Pada permulaan surah Muzammil juga mengisyaratkan akan hal ini. Allah SWT berfirman, “Dan bersabarlah terhadap apa yang mereka ucapkan dan jauhilah mereka dengan cara yang baik.” Melalui ayat ini, Allah SWT menawarkan metode pendidikan yang  sangat brilian. Bagi para pendidik atau orangtua yang mendapat amanah untuk mendidik generasi yang sedang bertumbuh firman Allah SWT tersebut bisa dijadikan inspirasi. Dalam menghadapi manusia yang sedang dalam menjalani proses kematangan berpikirnya, kita harus menghadapinya dengan sikap penuh kesabaran, bukan dengan kemarahan dan sikap masam. Dan jika mereka tidak juga menunjukkan adanya perubahan sikap, maka kita bisa berpaling dan menjauh namun tetap dengan cara yang baik. Yang dengan itu bisa diharapkan mereka akan menyadari sikapnya dan menjadi terdidik.
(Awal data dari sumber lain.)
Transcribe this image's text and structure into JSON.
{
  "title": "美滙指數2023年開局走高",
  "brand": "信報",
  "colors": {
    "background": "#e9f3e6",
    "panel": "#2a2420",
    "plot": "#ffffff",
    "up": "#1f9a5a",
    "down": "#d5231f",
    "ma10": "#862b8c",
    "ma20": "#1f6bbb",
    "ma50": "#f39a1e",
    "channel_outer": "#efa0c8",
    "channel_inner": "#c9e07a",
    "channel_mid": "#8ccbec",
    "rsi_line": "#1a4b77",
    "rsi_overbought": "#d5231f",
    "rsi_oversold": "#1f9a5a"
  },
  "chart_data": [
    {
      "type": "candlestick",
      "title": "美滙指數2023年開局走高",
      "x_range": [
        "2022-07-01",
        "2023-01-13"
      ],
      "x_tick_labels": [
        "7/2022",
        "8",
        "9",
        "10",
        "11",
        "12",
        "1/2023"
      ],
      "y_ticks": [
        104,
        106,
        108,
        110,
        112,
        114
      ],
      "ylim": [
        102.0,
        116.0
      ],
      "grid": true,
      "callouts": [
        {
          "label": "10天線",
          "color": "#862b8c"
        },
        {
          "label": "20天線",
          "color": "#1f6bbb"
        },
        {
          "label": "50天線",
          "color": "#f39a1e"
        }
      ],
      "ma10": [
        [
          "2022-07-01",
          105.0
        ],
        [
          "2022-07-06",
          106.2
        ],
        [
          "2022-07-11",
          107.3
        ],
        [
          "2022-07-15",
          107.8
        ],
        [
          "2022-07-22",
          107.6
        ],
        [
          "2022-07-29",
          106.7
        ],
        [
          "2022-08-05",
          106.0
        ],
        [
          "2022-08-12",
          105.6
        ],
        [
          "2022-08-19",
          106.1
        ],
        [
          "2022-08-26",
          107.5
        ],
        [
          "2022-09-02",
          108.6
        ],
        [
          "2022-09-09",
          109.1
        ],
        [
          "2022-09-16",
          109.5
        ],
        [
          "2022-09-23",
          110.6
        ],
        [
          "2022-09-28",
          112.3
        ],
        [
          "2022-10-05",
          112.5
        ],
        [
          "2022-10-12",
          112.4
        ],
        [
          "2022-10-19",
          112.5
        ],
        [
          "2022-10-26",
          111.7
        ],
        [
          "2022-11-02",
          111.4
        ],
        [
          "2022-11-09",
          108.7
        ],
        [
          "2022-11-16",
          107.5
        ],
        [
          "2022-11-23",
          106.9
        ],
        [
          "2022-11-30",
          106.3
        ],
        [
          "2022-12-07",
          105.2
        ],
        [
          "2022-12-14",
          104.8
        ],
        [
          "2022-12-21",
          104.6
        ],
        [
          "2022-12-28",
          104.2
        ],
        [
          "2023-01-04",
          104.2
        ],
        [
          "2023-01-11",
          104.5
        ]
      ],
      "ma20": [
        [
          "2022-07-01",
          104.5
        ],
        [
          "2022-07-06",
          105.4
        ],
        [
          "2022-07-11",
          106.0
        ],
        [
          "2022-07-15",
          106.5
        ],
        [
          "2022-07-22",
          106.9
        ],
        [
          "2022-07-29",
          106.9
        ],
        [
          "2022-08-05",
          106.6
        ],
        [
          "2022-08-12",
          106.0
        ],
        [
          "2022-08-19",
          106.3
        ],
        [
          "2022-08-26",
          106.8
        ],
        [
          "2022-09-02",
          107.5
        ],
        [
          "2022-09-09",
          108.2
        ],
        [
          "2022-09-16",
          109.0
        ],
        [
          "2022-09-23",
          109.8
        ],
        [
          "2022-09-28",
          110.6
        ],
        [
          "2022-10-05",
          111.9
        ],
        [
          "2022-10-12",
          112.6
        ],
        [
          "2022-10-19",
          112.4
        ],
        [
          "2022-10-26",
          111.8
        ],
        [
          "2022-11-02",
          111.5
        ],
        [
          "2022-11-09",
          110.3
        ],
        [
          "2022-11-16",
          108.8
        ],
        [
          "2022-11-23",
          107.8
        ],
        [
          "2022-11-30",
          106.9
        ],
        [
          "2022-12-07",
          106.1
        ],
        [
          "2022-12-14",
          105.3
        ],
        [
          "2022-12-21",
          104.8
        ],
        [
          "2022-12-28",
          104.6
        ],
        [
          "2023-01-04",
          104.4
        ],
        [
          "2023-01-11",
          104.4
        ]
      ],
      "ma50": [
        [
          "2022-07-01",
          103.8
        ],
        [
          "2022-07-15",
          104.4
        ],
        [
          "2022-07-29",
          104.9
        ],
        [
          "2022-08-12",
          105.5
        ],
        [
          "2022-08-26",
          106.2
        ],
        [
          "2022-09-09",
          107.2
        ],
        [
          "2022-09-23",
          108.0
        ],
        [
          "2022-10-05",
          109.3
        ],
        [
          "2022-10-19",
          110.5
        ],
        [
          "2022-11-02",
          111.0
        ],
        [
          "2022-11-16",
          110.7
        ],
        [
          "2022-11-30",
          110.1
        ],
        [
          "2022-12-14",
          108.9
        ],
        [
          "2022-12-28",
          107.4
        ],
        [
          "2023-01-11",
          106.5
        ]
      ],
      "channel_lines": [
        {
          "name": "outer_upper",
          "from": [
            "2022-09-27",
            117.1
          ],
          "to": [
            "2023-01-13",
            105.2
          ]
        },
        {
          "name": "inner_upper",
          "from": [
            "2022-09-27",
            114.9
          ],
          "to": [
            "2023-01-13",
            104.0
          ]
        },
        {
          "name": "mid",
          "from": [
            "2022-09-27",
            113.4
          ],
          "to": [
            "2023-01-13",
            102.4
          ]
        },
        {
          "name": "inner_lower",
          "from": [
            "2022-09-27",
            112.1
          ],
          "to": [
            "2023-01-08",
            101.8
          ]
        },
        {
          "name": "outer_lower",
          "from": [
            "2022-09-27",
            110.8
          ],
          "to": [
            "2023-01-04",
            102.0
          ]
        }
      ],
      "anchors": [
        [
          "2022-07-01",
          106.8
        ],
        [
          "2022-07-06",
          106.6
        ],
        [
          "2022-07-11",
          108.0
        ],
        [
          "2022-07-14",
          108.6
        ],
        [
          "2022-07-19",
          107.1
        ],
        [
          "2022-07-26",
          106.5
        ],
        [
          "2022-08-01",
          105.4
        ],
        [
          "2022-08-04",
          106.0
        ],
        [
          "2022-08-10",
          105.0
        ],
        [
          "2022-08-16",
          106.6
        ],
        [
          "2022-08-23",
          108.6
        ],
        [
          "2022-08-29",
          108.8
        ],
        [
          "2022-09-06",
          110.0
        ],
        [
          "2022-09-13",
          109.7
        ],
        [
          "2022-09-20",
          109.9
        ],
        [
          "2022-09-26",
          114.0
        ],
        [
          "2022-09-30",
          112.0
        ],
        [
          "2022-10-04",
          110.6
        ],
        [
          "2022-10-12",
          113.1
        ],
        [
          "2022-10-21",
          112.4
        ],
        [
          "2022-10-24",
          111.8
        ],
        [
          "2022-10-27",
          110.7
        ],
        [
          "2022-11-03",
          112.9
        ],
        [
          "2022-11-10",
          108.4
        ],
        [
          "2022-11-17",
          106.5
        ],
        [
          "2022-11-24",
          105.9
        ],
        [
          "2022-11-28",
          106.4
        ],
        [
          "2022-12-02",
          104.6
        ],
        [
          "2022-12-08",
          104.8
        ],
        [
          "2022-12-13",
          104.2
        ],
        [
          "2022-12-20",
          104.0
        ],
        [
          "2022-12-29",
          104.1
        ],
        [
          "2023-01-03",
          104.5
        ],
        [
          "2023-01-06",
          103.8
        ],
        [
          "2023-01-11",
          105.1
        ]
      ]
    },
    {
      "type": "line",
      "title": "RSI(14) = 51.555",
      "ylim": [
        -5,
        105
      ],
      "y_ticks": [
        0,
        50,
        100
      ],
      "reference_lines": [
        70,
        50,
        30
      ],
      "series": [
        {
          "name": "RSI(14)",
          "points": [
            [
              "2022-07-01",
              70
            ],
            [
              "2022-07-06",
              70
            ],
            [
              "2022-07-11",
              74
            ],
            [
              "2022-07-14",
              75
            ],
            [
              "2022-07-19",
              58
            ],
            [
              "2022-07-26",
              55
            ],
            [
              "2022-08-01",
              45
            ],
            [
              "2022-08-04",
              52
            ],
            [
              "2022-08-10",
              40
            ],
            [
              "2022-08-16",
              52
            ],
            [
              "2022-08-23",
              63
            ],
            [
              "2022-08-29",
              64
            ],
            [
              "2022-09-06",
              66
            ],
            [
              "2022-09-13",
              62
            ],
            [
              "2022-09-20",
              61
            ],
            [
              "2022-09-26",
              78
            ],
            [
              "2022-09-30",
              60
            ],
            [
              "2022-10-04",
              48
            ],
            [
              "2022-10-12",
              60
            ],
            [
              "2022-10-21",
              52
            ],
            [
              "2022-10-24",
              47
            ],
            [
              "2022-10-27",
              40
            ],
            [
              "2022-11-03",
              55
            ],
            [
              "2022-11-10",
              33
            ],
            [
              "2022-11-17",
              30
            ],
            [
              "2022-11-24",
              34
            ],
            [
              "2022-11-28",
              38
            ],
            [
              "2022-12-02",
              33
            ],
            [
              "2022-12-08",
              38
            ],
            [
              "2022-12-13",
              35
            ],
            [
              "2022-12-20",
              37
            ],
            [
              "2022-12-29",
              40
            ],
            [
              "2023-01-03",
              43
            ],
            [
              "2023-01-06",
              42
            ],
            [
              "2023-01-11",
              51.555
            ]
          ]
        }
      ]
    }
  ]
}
Memaafkan atau bersabar atas kesalahan orang lain tidak identik dengan sikap toleran atau membenarkan kesalahan tersebut. Untuk kesalahan-kesalahan tertentu yang mengharuskan terjadinya hukuman, memaafkan bukan berarti menghapus hukuman atau dengan minta maaf serta merta akan menghilangkan efek dari kesalahan.

Islam bukanlah agama yang hanya mengurusi masalah pribadi atau hanya sekedar berkaitan dengan hubungan makhluk dengan Khalik semata namun juga merupakan tata aturan yang memberikan jaminan keselamatan dan ketentraman dalam kehidupan sosial. Nabi Muhammad Saw dan para Aimmah as, ketika berkaitan dengan kehidupan pribadinya ia lebih sering memaafkan dan bersikap sabar namun jika berkaitan dengan kepentingan sosial, maka segala upaya dikerahkan untuk menghentikan kejahatan dan kezaliman.

Kisah yang paling ma’ruf mengenai Nabi Saw adalah betapa menakjubkannya akhlak Nabi saat beliau membesuk salah seorang musuhnya yang terbaring sakit padahal sebelumnya sering melemparinya dengan kotoran unta dan meludahinya. Ataupun Imam Ali as yang membatalkan mengayunkan pedang di leher musuhnya yang sudah terjatuh, hanya karena musuh tersebut sempat meludahi wajahnya. Imam Ali as khawatir niatnya membunuh karena kemarahan atas ludah musuhnya itu, bukan karena perintah Allah SWT.

Pribadi-pribadi yang sedemikian lembut dan penyayang tersebut, itu jugalah yang gagah berani di medan perang. Wajah yang senantiasa ceria dan menyunggingkan senyum penuh kebaikan dan kelembutan tersebut adalah wajah yang juga dingin dan kaku ketika melihat para pengkhianat dieksekusi.